Let $A$ be a nonzero commutative ring with $1$, and $n$ a positive integer. If $b_1,\ldots,b_n\in A^n$ generate $A^n$ as an $A$-module, is it true that $b_1,\ldots,b_n$ are linearly independent over $A$ (hence a basis)? I suspect this is true (It is true if $n=1$), but I can't seem to prove it.
I guess an equivalent way of asking this question is: if a linear map $A^n\to A^n$ is surjective, is it necessarily injective?
Any help is welcome!
On
A proof of the equivalent way :
If $\;u\colon A^n\longrightarrow A^n$ is surjective, $u$ is injective.
Indeed, consider the short exact sequence: $$0\longrightarrow K \overset{i}\longrightarrow A^n\overset{u}\longrightarrow A^n\longrightarrow 0,$$ where $i$ is the canonical injection of $K=\ker u$. This is a split exact sequence, since the last term is free, so $i$ has a linear retraction, which is surjective. In other words, $K$ is a finitely generated submodule of $A^n$.
Tensoring with each of the residual fields $\kappa(\mathfrak m)=A_\mathfrak m/\mathfrak mA_\mathfrak m$, $\;u\otimes_A\kappa(\mathfrak m)\colon\kappa(\mathfrak m)^n\longrightarrow \kappa(\mathfrak m)^n$ is an automorphism, hence the image of $K\otimes_A\kappa(\mathfrak m)$ in $\kappa(\mathfrak m)^n$ is $0$.
We conclude that $K_\mathfrak m=\{0\}$ for each maximal ideal, whence $K=\{0\}$ since $K$ is finitely generated.
Yes.
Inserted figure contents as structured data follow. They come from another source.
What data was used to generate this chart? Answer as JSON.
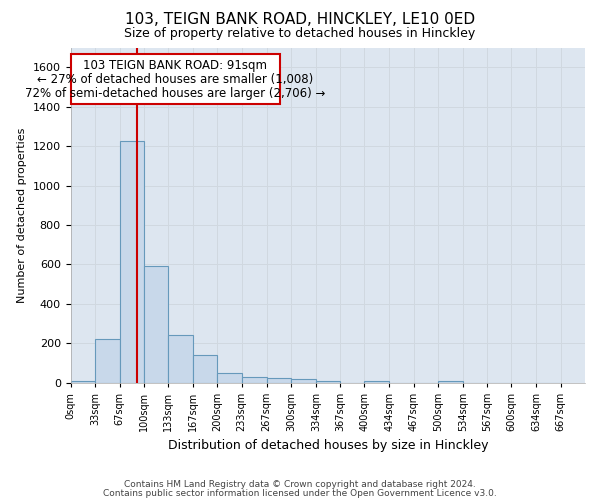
{
  "title": "103, TEIGN BANK ROAD, HINCKLEY, LE10 0ED",
  "subtitle": "Size of property relative to detached houses in Hinckley",
  "xlabel": "Distribution of detached houses by size in Hinckley",
  "ylabel": "Number of detached properties",
  "footer_line1": "Contains HM Land Registry data © Crown copyright and database right 2024.",
  "footer_line2": "Contains public sector information licensed under the Open Government Licence v3.0.",
  "bar_color": "#c8d8ea",
  "bar_edge_color": "#6699bb",
  "grid_color": "#d0d8e0",
  "bg_color": "#dde6f0",
  "annotation_box_color": "#cc0000",
  "vline_color": "#cc0000",
  "annotation_text_line1": "103 TEIGN BANK ROAD: 91sqm",
  "annotation_text_line2": "← 27% of detached houses are smaller (1,008)",
  "annotation_text_line3": "72% of semi-detached houses are larger (2,706) →",
  "property_size_sqm": 91,
  "ylim": [
    0,
    1700
  ],
  "yticks": [
    0,
    200,
    400,
    600,
    800,
    1000,
    1200,
    1400,
    1600
  ],
  "bin_edges": [
    0,
    33,
    67,
    100,
    133,
    167,
    200,
    233,
    267,
    300,
    334,
    367,
    400,
    434,
    467,
    500,
    534,
    567,
    600,
    634,
    667
  ],
  "bar_heights": [
    10,
    220,
    1225,
    590,
    240,
    140,
    50,
    30,
    25,
    20,
    10,
    0,
    10,
    0,
    0,
    10,
    0,
    0,
    0,
    0
  ],
  "title_fontsize": 11,
  "subtitle_fontsize": 9,
  "ylabel_fontsize": 8,
  "xlabel_fontsize": 9,
  "ytick_fontsize": 8,
  "xtick_fontsize": 7
}
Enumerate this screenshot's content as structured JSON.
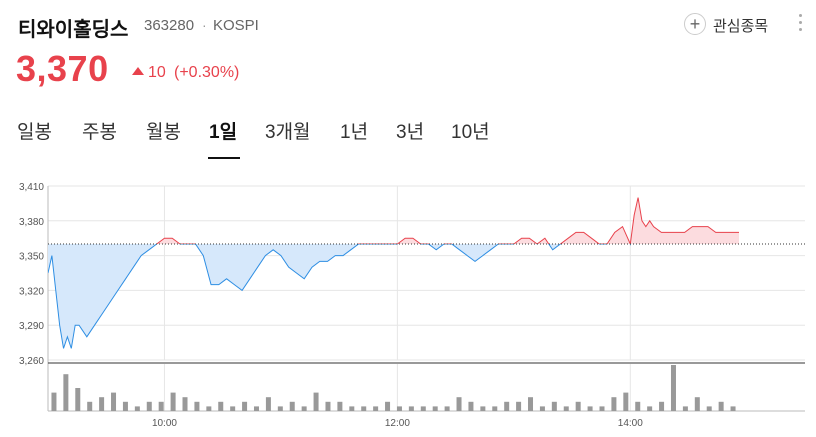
{
  "header": {
    "name": "티와이홀딩스",
    "code": "363280",
    "separator": "·",
    "market": "KOSPI",
    "watch_label": "관심종목"
  },
  "quote": {
    "price": "3,370",
    "change": "10",
    "change_pct": "(+0.30%)",
    "direction": "up",
    "up_color": "#e8424c",
    "down_color": "#2e8ee3"
  },
  "tabs": [
    {
      "label": "일봉",
      "active": false
    },
    {
      "label": "주봉",
      "active": false
    },
    {
      "label": "월봉",
      "active": false
    },
    {
      "label": "1일",
      "active": true
    },
    {
      "label": "3개월",
      "active": false
    },
    {
      "label": "1년",
      "active": false
    },
    {
      "label": "3년",
      "active": false
    },
    {
      "label": "10년",
      "active": false
    }
  ],
  "chart_data": {
    "type": "area",
    "baseline": 3360,
    "ylim": [
      3260,
      3410
    ],
    "y_ticks": [
      3260,
      3290,
      3320,
      3350,
      3380,
      3410
    ],
    "y_tick_labels": [
      "3,260",
      "3,290",
      "3,320",
      "3,350",
      "3,380",
      "3,410"
    ],
    "x_range": [
      "09:00",
      "15:30"
    ],
    "x_ticks": [
      "10:00",
      "12:00",
      "14:00"
    ],
    "grid": true,
    "series": [
      {
        "x": [
          "09:00",
          "09:02",
          "09:04",
          "09:06",
          "09:08",
          "09:10",
          "09:12",
          "09:14",
          "09:16",
          "09:20",
          "09:24",
          "09:28",
          "09:32",
          "09:36",
          "09:40",
          "09:44",
          "09:48",
          "09:52",
          "09:56",
          "10:00",
          "10:04",
          "10:08",
          "10:12",
          "10:16",
          "10:20",
          "10:24",
          "10:28",
          "10:32",
          "10:36",
          "10:40",
          "10:44",
          "10:48",
          "10:52",
          "10:56",
          "11:00",
          "11:04",
          "11:08",
          "11:12",
          "11:16",
          "11:20",
          "11:24",
          "11:28",
          "11:32",
          "11:36",
          "11:40",
          "11:44",
          "11:48",
          "11:52",
          "11:56",
          "12:00",
          "12:04",
          "12:08",
          "12:12",
          "12:16",
          "12:20",
          "12:24",
          "12:28",
          "12:32",
          "12:36",
          "12:40",
          "12:44",
          "12:48",
          "12:52",
          "12:56",
          "13:00",
          "13:04",
          "13:08",
          "13:12",
          "13:16",
          "13:20",
          "13:24",
          "13:28",
          "13:32",
          "13:36",
          "13:40",
          "13:44",
          "13:48",
          "13:52",
          "13:56",
          "14:00",
          "14:02",
          "14:04",
          "14:06",
          "14:08",
          "14:10",
          "14:12",
          "14:16",
          "14:20",
          "14:24",
          "14:28",
          "14:32",
          "14:36",
          "14:40",
          "14:44",
          "14:48",
          "14:52",
          "14:56"
        ],
        "y": [
          3335,
          3350,
          3320,
          3290,
          3270,
          3280,
          3270,
          3290,
          3290,
          3280,
          3290,
          3300,
          3310,
          3320,
          3330,
          3340,
          3350,
          3355,
          3360,
          3365,
          3365,
          3360,
          3360,
          3360,
          3350,
          3325,
          3325,
          3330,
          3325,
          3320,
          3330,
          3340,
          3350,
          3355,
          3350,
          3340,
          3335,
          3330,
          3340,
          3345,
          3345,
          3350,
          3350,
          3355,
          3360,
          3360,
          3360,
          3360,
          3360,
          3360,
          3365,
          3365,
          3360,
          3360,
          3355,
          3360,
          3360,
          3355,
          3350,
          3345,
          3350,
          3355,
          3360,
          3360,
          3360,
          3365,
          3365,
          3360,
          3365,
          3355,
          3360,
          3365,
          3370,
          3370,
          3365,
          3360,
          3360,
          3370,
          3375,
          3360,
          3385,
          3400,
          3380,
          3375,
          3380,
          3375,
          3370,
          3370,
          3370,
          3370,
          3375,
          3375,
          3375,
          3370,
          3370,
          3370,
          3370
        ]
      }
    ],
    "volume": [
      4,
      8,
      5,
      2,
      3,
      4,
      2,
      1,
      2,
      2,
      4,
      3,
      2,
      1,
      2,
      1,
      2,
      1,
      3,
      1,
      2,
      1,
      4,
      2,
      2,
      1,
      1,
      1,
      2,
      1,
      1,
      1,
      1,
      1,
      3,
      2,
      1,
      1,
      2,
      2,
      3,
      1,
      2,
      1,
      2,
      1,
      1,
      3,
      4,
      2,
      1,
      2,
      10,
      1,
      3,
      1,
      2,
      1
    ]
  }
}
Let $B$ be the $n\times n$ matrix consisting of $b_1 \cdots b_n$ as its columns, and $e_1,\ldots,e_n\in A^n$ the standard basis. Since $b_1,\ldots,b_n$ generate $A^n$, there exist $c_{ij}\in A$ such that $e_i=c_{i1}b_1+\cdots+c_{in}b_n$ for each $i$. Let $C$ be the $n\times n$ matrix whose $ij$-th entry is $c_{ji}$. Then $BC=I$, where $I$ is the $n\times n$ identity matrix. This implies that $\det B\in A$ is a unit, hence the linear map $B:A^n\to A^n$ is injective.